The crack fell by about $7 to a discount of $14.15 a metric ton over Brent crude on Friday and the first-half December naphtha rice dropped by $6 to $659.50 per ton.
In physical markets, there were no trades for naphtha for a fourth straight session. This month, only 50,000 tons of the product has changed hands so far in two separate deals, market participants said.
In gasoline markets, the margin jumped by about 89% this week amid firm demand in Indonesia, traders said. The crack Gl92-SIN-CRK was steady over $5 per barrel over Brent crude on Friday.
Indonesia’s gasoline imports are on course to reach 1.09 million tons in October, up from about 930,000 tons last month, ship-tracking data from Kpler showed.
INVENTORIES
Gasoline stocks at the Amsterdam-Rotterdam-Antwerp (ARA) hub rose by 3% to 1.4 million tons in the week to Thursday as exports to Argentina and West Africa were offset by imports from northwest Europe and the Mediterranean, data from Dutch consultancy Insights Global showed.

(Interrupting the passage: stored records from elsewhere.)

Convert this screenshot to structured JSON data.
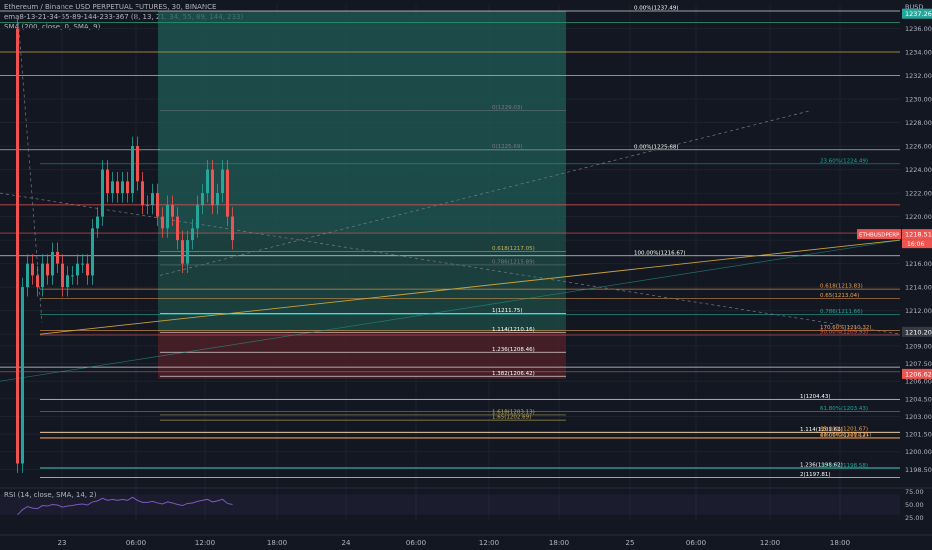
{
  "header": {
    "symbol_line": "Ethereum / Binance USD PERPETUAL FUTURES, 30, BINANCE",
    "ema_line": "ema8-13-21-34-55-89-144-233-367 (8, 13, 21, 34, 55, 89, 144, 233)",
    "sma_line": "SMA (200, close, 0, SMA, 9)"
  },
  "currency": "BUSD",
  "symbol_tag": "ETHBUSDPERP",
  "countdown": "16:06",
  "rsi_label": "RSI (14, close, SMA, 14, 2)",
  "colors": {
    "up": "#26a69a",
    "down": "#ef5350",
    "bg": "#131722",
    "grid": "#1e222d",
    "target_zone": "#1f5c55",
    "stop_zone": "#4a1f28"
  },
  "chart_data": {
    "type": "candlestick",
    "y_axis_ticks": [
      "1236.00",
      "1234.00",
      "1232.00",
      "1230.00",
      "1228.00",
      "1226.00",
      "1224.00",
      "1222.00",
      "1220.00",
      "1218.00",
      "1216.00",
      "1214.00",
      "1212.00",
      "1210.00",
      "1209.00",
      "1207.50",
      "1206.00",
      "1204.50",
      "1203.00",
      "1201.50",
      "1200.00",
      "1198.50"
    ],
    "ylim": [
      1197,
      1238
    ],
    "x_axis_ticks": [
      "23",
      "06:00",
      "12:00",
      "18:00",
      "24",
      "06:00",
      "12:00",
      "18:00",
      "25",
      "06:00",
      "12:00",
      "18:00"
    ],
    "current_price_tags": [
      {
        "price": "1237.26",
        "kind": "green"
      },
      {
        "price": "1218.51",
        "kind": "red"
      },
      {
        "price": "1210.20",
        "kind": "dark"
      },
      {
        "price": "1206.62",
        "kind": "red"
      }
    ],
    "candles_close": [
      1199,
      1214,
      1216,
      1215,
      1214,
      1216,
      1215,
      1217,
      1216,
      1214,
      1215,
      1215,
      1216,
      1216,
      1215,
      1219,
      1220,
      1224,
      1222,
      1223,
      1222,
      1223,
      1222,
      1226,
      1223,
      1221,
      1221,
      1222,
      1220,
      1219,
      1221,
      1220,
      1218,
      1216,
      1218,
      1219,
      1221,
      1222,
      1224,
      1221,
      1222,
      1224,
      1220,
      1218
    ],
    "fib_levels": [
      {
        "label": "0.00%(1237.49)",
        "price": 1237.49,
        "color": "#ffffff"
      },
      {
        "label": "0(1229.03)",
        "price": 1229.03,
        "color": "#787b86"
      },
      {
        "label": "0.00%(1225.68)",
        "price": 1225.68,
        "color": "#ffffff"
      },
      {
        "label": "0(1225.69)",
        "price": 1225.69,
        "color": "#787b86"
      },
      {
        "label": "23.60%(1224.49)",
        "price": 1224.49,
        "color": "#26a69a"
      },
      {
        "label": "0.618(1217.05)",
        "price": 1217.05,
        "color": "#c9b458"
      },
      {
        "label": "100.00%(1216.67)",
        "price": 1216.67,
        "color": "#ffffff"
      },
      {
        "label": "0.786(1215.89)",
        "price": 1215.89,
        "color": "#787b86"
      },
      {
        "label": "0.618(1213.83)",
        "price": 1213.83,
        "color": "#f0a24b"
      },
      {
        "label": "0.65(1213.04)",
        "price": 1213.04,
        "color": "#f0a24b"
      },
      {
        "label": "1(1211.75)",
        "price": 1211.75,
        "color": "#ffffff"
      },
      {
        "label": "0.786(1211.66)",
        "price": 1211.66,
        "color": "#26a69a"
      },
      {
        "label": "170.60%(1210.32)",
        "price": 1210.32,
        "color": "#f0a24b"
      },
      {
        "label": "1.114(1210.16)",
        "price": 1210.16,
        "color": "#ffffff"
      },
      {
        "label": "50.00%(1209.93)",
        "price": 1209.93,
        "color": "#ef5350"
      },
      {
        "label": "1.236(1208.46)",
        "price": 1208.46,
        "color": "#ffffff"
      },
      {
        "label": "1.382(1206.42)",
        "price": 1206.42,
        "color": "#ffffff"
      },
      {
        "label": "1(1204.43)",
        "price": 1204.43,
        "color": "#ffffff"
      },
      {
        "label": "61.80%(1203.43)",
        "price": 1203.43,
        "color": "#26a69a"
      },
      {
        "label": "1.618(1203.13)",
        "price": 1203.13,
        "color": "#c9b458"
      },
      {
        "label": "1.65(1202.69)",
        "price": 1202.69,
        "color": "#c9b458"
      },
      {
        "label": "1.114(1201.62)",
        "price": 1201.62,
        "color": "#ffffff"
      },
      {
        "label": "65.00%(1201.67)",
        "price": 1201.67,
        "color": "#f0a24b"
      },
      {
        "label": "230.60%(1201.21)",
        "price": 1201.21,
        "color": "#f0a24b"
      },
      {
        "label": "66.00%(1201.12)",
        "price": 1201.12,
        "color": "#f0a24b"
      },
      {
        "label": "1.236(1198.62)",
        "price": 1198.62,
        "color": "#ffffff"
      },
      {
        "label": "70.60%(1198.58)",
        "price": 1198.58,
        "color": "#26a69a"
      },
      {
        "label": "2(1197.81)",
        "price": 1197.81,
        "color": "#ffffff"
      }
    ],
    "rsi": {
      "ylim": [
        20,
        80
      ],
      "ticks": [
        "75.00",
        "50.00",
        "25.00"
      ],
      "values": [
        30,
        40,
        46,
        43,
        42,
        48,
        47,
        50,
        49,
        45,
        47,
        48,
        50,
        51,
        49,
        55,
        57,
        62,
        58,
        60,
        58,
        60,
        58,
        64,
        58,
        54,
        54,
        56,
        53,
        51,
        55,
        53,
        50,
        48,
        52,
        53,
        56,
        58,
        60,
        55,
        57,
        60,
        52,
        50
      ]
    }
  }
}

Naphtha inventories rose to 212,000 tons in the week to Oct. 26, from 175,000 tons in the prior week.
NEWS
– Oil prices rose by more than $2 a barrel on Friday as investors priced in fears of an escalation of conflict in the Middle East which could disrupt oil supplies, after reports that the U.S military had struck Iranian targets in Syria. O/R
– China has set a minimum size for new oil refineries and will ban small crude processors that claim to be chemicals or bitumen producers under a plan to limit total capacity at 1 billion metric tons, or 20 million barrels per day, by 2025.